Having dropped out of high school after being disciplined for indulging in LSD and making out with her best girlfriend, Johanna Weaver, Maya falls in love with an impulsive alcoholic and helps build People's Park in San Francisco. Most of the novel is devoted to Maya's account of her life so far, and the key emotional, spiritual and political impressions and awakenings that will open her up to become a great ecofeminist leader in the next century. Maya literally carries her personal baggage in her backpack, which contains her dead mother's ashes, as well as letters and journal entries from past and present lovers. Traveling through the landscape of memories helps Maya reclaim her past and foreshadows the miraculous events readers of The Fifth Sacred Thing know her to be capable of in the future.Earnest and too long, Starhawk's prequel to The Fifth Sacred Thing tells the story of 38-year-old Maya Greenwood's pilgrimage to Nepal. Eventually she emerges, stronger and wiser, infused with the wisdom of the earth and the spirit of the goddess. She finally gathers the strength to break free and seek her own true path, which takes her from the streets of Manhattan to the mountains of Mexico. In vivid flashbacks to those radical days, we accompany the young Maya as she awakens to the summer of love, joins the anti-war movement, and enters into a relationship with the abusive, alcoholic Rio. At rest stops in tiny Tibetan villages, she reads diary pages her lover Johanna has tucked into her bag-the diary Johanna kept throughout their shared youth during the Vietnam era. Everest and finally lay to rest her tumultuous past. The culminating factor has been her mother's death, and now Maya embarks on a trek in the Himalayas, intending to sprinkle her mother's ashes at the base of Mt.

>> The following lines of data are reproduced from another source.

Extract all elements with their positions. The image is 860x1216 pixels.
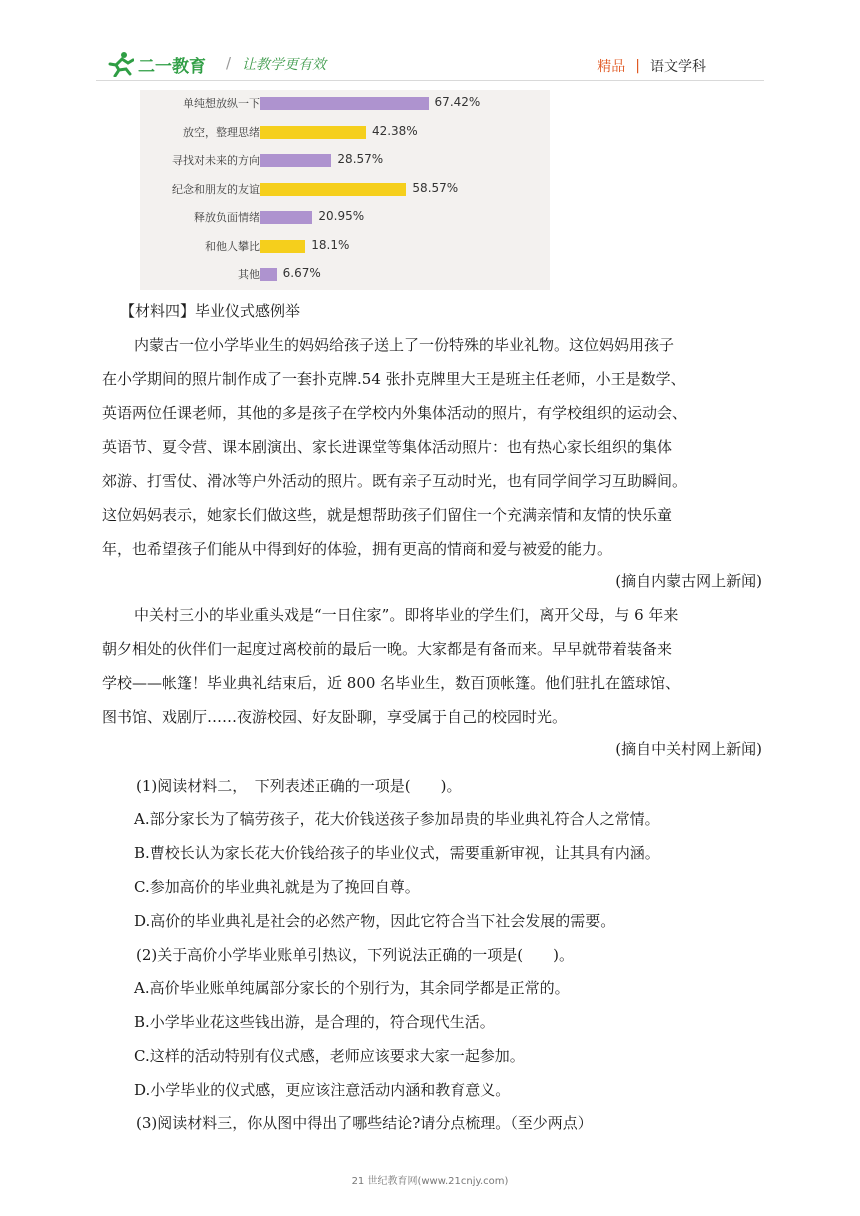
chart-category-label: 单纯想放纵一下 (183, 97, 260, 110)
text-line: 英语节、夏令营、课本剧演出、家长进课堂等集体活动照片：也有热心家长组织的集体 (102, 438, 673, 456)
text-line: A.部分家长为了犒劳孩子，花大价钱送孩子参加昂贵的毕业典礼符合人之常情。 (134, 810, 660, 828)
chart-category-label: 其他 (238, 268, 260, 281)
chart-row (140, 149, 550, 171)
chart-bar (260, 240, 305, 253)
chart-value-label: 67.42% (434, 95, 481, 109)
text-line: C.参加高价的毕业典礼就是为了挽回自尊。 (134, 878, 420, 896)
quality-tag: 精品 (597, 59, 626, 75)
chart-value-label: 28.57% (337, 152, 384, 166)
chart-value-label: 6.67% (282, 266, 321, 280)
text-line: 朝夕相处的伙伴们一起度过离校前的最后一晚。大家都是有备而来。早早就带着装备来 (102, 640, 673, 658)
text-line: 在小学期间的照片制作成了一套扑克牌.54 张扑克牌里大王是班主任老师，小王是数学、 (102, 370, 686, 388)
chart-category-label: 释放负面情绪 (194, 211, 260, 224)
chart-row (140, 121, 550, 143)
text-line: C.这样的活动特别有仪式感，老师应该要求大家一起参加。 (134, 1047, 525, 1065)
chart-value-label: 58.57% (412, 180, 459, 195)
logo (106, 50, 206, 78)
text-line: B.小学毕业花这些钱出游，是合理的，符合现代生活。 (134, 1013, 495, 1031)
text-line: 中关村三小的毕业重头戏是“一日住家”。即将毕业的学生们，离开父母，与 6 年来 (134, 606, 679, 624)
chart-bar (260, 126, 366, 139)
source-1: (摘自内蒙古网上新闻) (615, 572, 762, 590)
chart-row (140, 235, 550, 257)
text-line: 英语两位任课老师，其他的多是孩子在学校内外集体活动的照片，有学校组织的运动会、 (102, 404, 688, 422)
material-title: 【材料四】毕业仪式感例举 (120, 302, 301, 320)
chart-bar (260, 268, 277, 281)
question-2: (2)关于高价小学毕业账单引热议，下列说法正确的一项是( )。 (136, 946, 574, 964)
text-line: D.小学毕业的仪式感，更应该注意活动内涵和教育意义。 (134, 1081, 511, 1099)
text-line: 图书馆、戏剧厅……夜游校园、好友卧聊，享受属于自己的校园时光。 (102, 708, 568, 726)
text-line: 这位妈妈表示，她家长们做这些，就是想帮助孩子们留住一个充满亲情和友情的快乐童 (102, 506, 673, 524)
chart-category-label: 寻找对未来的方向 (172, 154, 260, 167)
text-line: 学校——帐篷！毕业典礼结束后，近 800 名毕业生，数百顶帐篷。他们驻扎在篮球馆、 (102, 674, 681, 692)
header-separator: | (635, 58, 640, 74)
chart-value-label: 20.95% (318, 209, 365, 223)
chart-bar (260, 211, 312, 224)
header-rule (96, 80, 764, 81)
chart-category-label: 纪念和朋友的友谊 (172, 182, 260, 196)
header-divider: / (226, 54, 232, 72)
source-2: (摘自中关村网上新闻) (615, 740, 762, 758)
logo-text: 二一教育 (138, 56, 206, 77)
chart-value-label: 42.38% (371, 123, 418, 138)
text-line: B.曹校长认为家长花大价钱给孩子的毕业仪式，需要重新审视，让其具有内涵。 (134, 844, 660, 862)
survey-bar-chart (140, 90, 550, 290)
header-right (597, 56, 706, 76)
chart-row (140, 178, 550, 200)
subject-label: 语文学科 (650, 59, 706, 75)
text-line: 内蒙古一位小学毕业生的妈妈给孩子送上了一份特殊的毕业礼物。这位妈妈用孩子 (134, 336, 675, 354)
chart-bar (260, 97, 429, 110)
chart-category-label: 和他人攀比 (205, 239, 260, 253)
chart-value-label: 18.1% (311, 237, 350, 252)
page-footer: 21 世纪教育网(www.21cnjy.com) (351, 1176, 509, 1187)
chart-row (140, 206, 550, 228)
text-line: 郊游、打雪仗、滑冰等户外活动的照片。既有亲子互动时光，也有同学间学习互助瞬间。 (102, 472, 688, 490)
question-1: (1)阅读材料二， 下列表述正确的一项是( )。 (136, 777, 462, 795)
header-slogan: 让教学更有效 (242, 57, 326, 73)
text-line: D.高价的毕业典礼是社会的必然产物，因此它符合当下社会发展的需要。 (134, 912, 616, 930)
chart-row (140, 263, 550, 285)
page-header (0, 0, 860, 90)
text-line: A.高价毕业账单纯属部分家长的个别行为，其余同学都是正常的。 (134, 979, 570, 997)
chart-row (140, 92, 550, 114)
chart-bar (260, 154, 331, 167)
text-line: 年，也希望孩子们能从中得到好的体验，拥有更高的情商和爱与被爱的能力。 (102, 540, 613, 558)
chart-category-label: 放空，整理思绪 (183, 125, 260, 139)
chart-bar (260, 183, 406, 196)
question-3: (3)阅读材料三，你从图中得出了哪些结论?请分点梳理。（至少两点） (136, 1114, 593, 1132)
runner-logo-icon (106, 51, 134, 77)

The book opens and closes with the middle-aged Maya struggling with a profound personal and spiritual crisis.

Walking to Mercury takes readers back to the 20th century and powerfully dramatizes the forces that shaped this extraordinary woman. In The Fifth Sacred Thing, readers fell in love with Maya Greenwood, the 98-year-old writer who led Northern California's successful 21st century rebellion against a racist, totalitarian regime of the South.